Pour résumer, tandis que la chanson parle du désir pour un garçon qui n’a pas l’air toujours réceptif – grand classique des tubes hétéros, comme Baby One More Time – le clip raconte l’acceptation de l’homosexualité, d’abord vécue comme la rencontre avec un serpent tentateur repoussant, puis la confrontation à une foule hostile, puis comme un twerk triomphant à califourchon sur le diable, rien que ça.

Dans une série de tweets accompagnant la chanson, celui qui se nomme dans la vraie vie Montero Lamar Hill, a écrit à l’adolescent tourmenté qu’il était : 

“Cher Montero de 14 ans, j’ai écrit une chanson avec notre nom dedans. C’est à propos d’un gars que j’ai rencontré l’été dernier. Je sais que nous avons promis de ne jamais faire notre coming out publiquement, je sais que nous avons promis de ne jamais être « ce » type de personne gay, je sais que nous avons promis de mourir avec le secret, mais cela va ouvrir des portes pour beaucoup d’autres personnes queer pour simplement exister.”

Dans la chanson qui porte donc son prénom et son clip on trouve à la fois des éléments très classiques de la chanson d’amour (le désir irrépressible, contrarié, source de souffrance) mais aussi des choses très originales sur la condition gay.
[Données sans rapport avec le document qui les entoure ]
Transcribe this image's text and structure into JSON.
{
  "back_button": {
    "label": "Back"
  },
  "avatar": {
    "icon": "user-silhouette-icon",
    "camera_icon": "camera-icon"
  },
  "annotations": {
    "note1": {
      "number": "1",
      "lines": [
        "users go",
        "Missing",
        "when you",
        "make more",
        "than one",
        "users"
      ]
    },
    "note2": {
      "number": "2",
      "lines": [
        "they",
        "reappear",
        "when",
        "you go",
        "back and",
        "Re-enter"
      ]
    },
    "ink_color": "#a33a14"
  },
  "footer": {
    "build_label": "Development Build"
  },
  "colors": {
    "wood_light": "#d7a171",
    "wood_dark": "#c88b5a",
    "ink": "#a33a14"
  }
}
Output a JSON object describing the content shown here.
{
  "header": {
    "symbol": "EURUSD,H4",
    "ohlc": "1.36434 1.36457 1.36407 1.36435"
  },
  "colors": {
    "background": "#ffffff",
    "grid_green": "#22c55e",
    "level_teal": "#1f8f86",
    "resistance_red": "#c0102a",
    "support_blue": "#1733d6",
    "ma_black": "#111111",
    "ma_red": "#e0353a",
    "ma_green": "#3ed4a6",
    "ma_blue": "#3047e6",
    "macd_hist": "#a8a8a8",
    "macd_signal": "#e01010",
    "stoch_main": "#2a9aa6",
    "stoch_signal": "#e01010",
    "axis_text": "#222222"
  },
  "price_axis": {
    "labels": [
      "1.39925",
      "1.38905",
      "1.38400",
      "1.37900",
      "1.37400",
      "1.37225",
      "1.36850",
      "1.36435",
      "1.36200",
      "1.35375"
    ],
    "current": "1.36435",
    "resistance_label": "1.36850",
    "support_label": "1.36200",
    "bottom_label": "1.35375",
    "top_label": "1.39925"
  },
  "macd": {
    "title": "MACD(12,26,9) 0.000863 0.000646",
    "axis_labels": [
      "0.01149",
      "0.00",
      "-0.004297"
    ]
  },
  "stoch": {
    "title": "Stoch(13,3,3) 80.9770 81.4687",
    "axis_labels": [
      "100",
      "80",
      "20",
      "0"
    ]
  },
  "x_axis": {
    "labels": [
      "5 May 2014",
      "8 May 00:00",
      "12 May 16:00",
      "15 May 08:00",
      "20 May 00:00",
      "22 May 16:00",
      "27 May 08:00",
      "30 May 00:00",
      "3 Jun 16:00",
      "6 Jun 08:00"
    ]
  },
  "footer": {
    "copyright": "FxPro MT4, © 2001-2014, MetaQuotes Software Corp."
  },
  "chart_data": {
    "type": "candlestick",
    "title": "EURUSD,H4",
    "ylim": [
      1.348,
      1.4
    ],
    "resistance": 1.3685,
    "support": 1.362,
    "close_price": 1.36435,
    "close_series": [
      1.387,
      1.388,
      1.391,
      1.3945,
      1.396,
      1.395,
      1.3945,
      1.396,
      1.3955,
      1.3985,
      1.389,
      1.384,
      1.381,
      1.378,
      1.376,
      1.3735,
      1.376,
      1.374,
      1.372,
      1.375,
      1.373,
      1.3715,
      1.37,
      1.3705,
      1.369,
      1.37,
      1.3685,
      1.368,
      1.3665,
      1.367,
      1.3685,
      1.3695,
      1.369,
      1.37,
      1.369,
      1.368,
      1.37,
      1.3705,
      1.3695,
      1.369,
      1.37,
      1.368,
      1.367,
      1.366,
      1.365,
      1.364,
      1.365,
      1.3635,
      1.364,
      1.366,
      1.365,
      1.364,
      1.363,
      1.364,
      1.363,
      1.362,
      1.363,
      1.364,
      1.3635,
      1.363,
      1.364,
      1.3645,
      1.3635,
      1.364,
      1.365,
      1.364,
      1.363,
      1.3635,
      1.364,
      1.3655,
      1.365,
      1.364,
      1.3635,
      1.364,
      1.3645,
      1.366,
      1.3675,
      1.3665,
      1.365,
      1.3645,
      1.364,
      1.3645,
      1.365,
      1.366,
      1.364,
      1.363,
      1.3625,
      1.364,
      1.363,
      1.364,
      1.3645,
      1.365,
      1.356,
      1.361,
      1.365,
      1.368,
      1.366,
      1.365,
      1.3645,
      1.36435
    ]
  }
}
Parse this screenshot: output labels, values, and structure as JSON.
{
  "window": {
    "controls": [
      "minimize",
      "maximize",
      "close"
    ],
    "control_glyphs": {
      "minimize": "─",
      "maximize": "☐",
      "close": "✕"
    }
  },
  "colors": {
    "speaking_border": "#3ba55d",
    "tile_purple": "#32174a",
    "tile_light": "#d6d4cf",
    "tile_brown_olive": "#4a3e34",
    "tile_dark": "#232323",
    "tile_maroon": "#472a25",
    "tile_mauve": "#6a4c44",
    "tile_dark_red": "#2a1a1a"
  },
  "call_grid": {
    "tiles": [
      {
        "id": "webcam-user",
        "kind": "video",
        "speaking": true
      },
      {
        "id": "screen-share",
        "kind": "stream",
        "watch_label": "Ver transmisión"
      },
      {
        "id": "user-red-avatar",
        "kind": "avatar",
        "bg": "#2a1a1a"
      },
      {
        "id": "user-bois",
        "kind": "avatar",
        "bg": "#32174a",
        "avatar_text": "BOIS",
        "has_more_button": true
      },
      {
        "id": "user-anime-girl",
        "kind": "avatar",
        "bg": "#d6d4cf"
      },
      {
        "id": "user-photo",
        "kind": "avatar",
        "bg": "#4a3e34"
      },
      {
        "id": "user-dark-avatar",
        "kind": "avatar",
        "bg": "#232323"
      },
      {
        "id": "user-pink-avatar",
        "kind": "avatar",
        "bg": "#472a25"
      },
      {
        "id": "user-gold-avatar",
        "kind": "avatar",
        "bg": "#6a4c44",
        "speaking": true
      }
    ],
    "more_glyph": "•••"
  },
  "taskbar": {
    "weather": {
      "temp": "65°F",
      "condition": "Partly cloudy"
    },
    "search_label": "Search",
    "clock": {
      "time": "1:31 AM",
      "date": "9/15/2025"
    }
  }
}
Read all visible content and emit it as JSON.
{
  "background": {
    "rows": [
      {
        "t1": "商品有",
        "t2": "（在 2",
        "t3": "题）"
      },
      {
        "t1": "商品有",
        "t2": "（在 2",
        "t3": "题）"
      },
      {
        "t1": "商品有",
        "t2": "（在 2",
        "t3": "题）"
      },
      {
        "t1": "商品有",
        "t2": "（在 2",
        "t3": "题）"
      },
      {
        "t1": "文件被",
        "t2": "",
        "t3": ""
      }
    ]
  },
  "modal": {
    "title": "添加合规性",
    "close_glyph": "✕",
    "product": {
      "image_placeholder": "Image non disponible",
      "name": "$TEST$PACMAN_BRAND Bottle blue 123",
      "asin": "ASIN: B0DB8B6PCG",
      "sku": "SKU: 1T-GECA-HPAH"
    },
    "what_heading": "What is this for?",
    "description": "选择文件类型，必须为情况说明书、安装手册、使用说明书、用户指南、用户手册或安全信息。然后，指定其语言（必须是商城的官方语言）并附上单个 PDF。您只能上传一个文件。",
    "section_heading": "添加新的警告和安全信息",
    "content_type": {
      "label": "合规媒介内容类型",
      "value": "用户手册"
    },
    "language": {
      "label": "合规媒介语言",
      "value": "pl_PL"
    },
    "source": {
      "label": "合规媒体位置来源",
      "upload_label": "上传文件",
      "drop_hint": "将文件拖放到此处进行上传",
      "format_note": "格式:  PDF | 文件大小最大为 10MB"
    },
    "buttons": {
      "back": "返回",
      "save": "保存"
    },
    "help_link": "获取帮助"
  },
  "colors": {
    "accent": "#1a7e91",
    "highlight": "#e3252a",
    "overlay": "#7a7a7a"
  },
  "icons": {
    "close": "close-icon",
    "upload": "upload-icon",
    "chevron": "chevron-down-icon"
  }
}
Et en cela, Lil Nas X fait un grand pas en avant par rapport aux autres tubes abordant le sujet, plus ou moins explicitement ces dernières décennies : 

  • Ce qui est assez spécifique à la condition homosexuelle, et que ne connaissent pas forcément la plupart des gens dans leur vie, c’est que l’attirance pour des personnes du même sexe n’apparait pas d’un coup et pas toujours clairement. Et alors que la question du choix est complètement secondaire (être gay ça ne se décide pas), on est toujours tiraillé entre accepter les signaux de son homosexualité et rester conforme à la norme dominante (l’hétérosexualité). Ce moment marquant explique la prégnance des souvenirs de l’adolescence, période déjà intense pour tout le monde mais particulièrement forte voir traumatisante pour les personnes homosexuelles. Ce thème est abordée dans la chanson “That’s what I want”, single sorti quelques mois après Montero et son clip qui met en scène l’univers classique du lycée américain (casiers, vestiaires, quaterback) mais joyeusement “gayifié”. Cette gayification des univers machos, Lil Nas X l’a poursuivi dans le clip de son dernier (excellent) tube, “Industry Baby”, qui met en scène le monde carcéral et ses fantasmes.
  • Le secret reste la condition de nombreux gays partout dans le monde. Cela peut contrarier les relations sexuelles et amoureuses, marquées du sceau de la clandestinité et de la peur d’être découvert. Le garçon à qui il s’adresse dans la chanson “vit dans le noir” et lui a dit “en privé” qu’il l’aimait… Rien de très surprenant hélas.

Des milliards de gens ont vu ce clip, écouté cette chanson et ont senti la puissance de l’affirmation de soi de Lil Nas X et, avec lui, de toutes celles et ceux qui vivent dans l’ombre ou l’embarras à cause d’une attirance sexuelle encore transgressive des normes dominantes.

  • “I want to fuck the ones I envy” (je veux baiser ceux que j’envie) chante Lil Nas X dans la chanson : petite subtilité des relations homosexuelles, on peut désirer et aimer des gens à qui on a envie de ressembler, ou que l’on jalouse. Cette envie ou admiration pour des personnes qui, après tout, pourraient devenir nos mentors ou nos meilleurs amis, est assez confusionnante à l’adolescence (et après) : est-ce que je désire cette personne ? Est-ce que je  veux lui ressembler ? Est-ce que je la désire parce que je veux lui ressembler ? C’est ce tourment, dont on ne parle jamais, qu’évoque frontalement Lil Nas X.
  • Le thème du péché est présent dans la chanson et encore davantage dans le clip : la peur de transgresser des normes religieuses et, plus encore, les normes de la virilité empêchent beaucoup d’admettre leur homosexualité. Dans le clip, Lil Nas X finit par assumer cette dimension pécheresse pour carrément prendre la place du diable. 
Le clip de “That’s what I want” revisite les lieux iconiques des lycées américains traditionnellement associée à la romance hétéro et à la camaraderie virile.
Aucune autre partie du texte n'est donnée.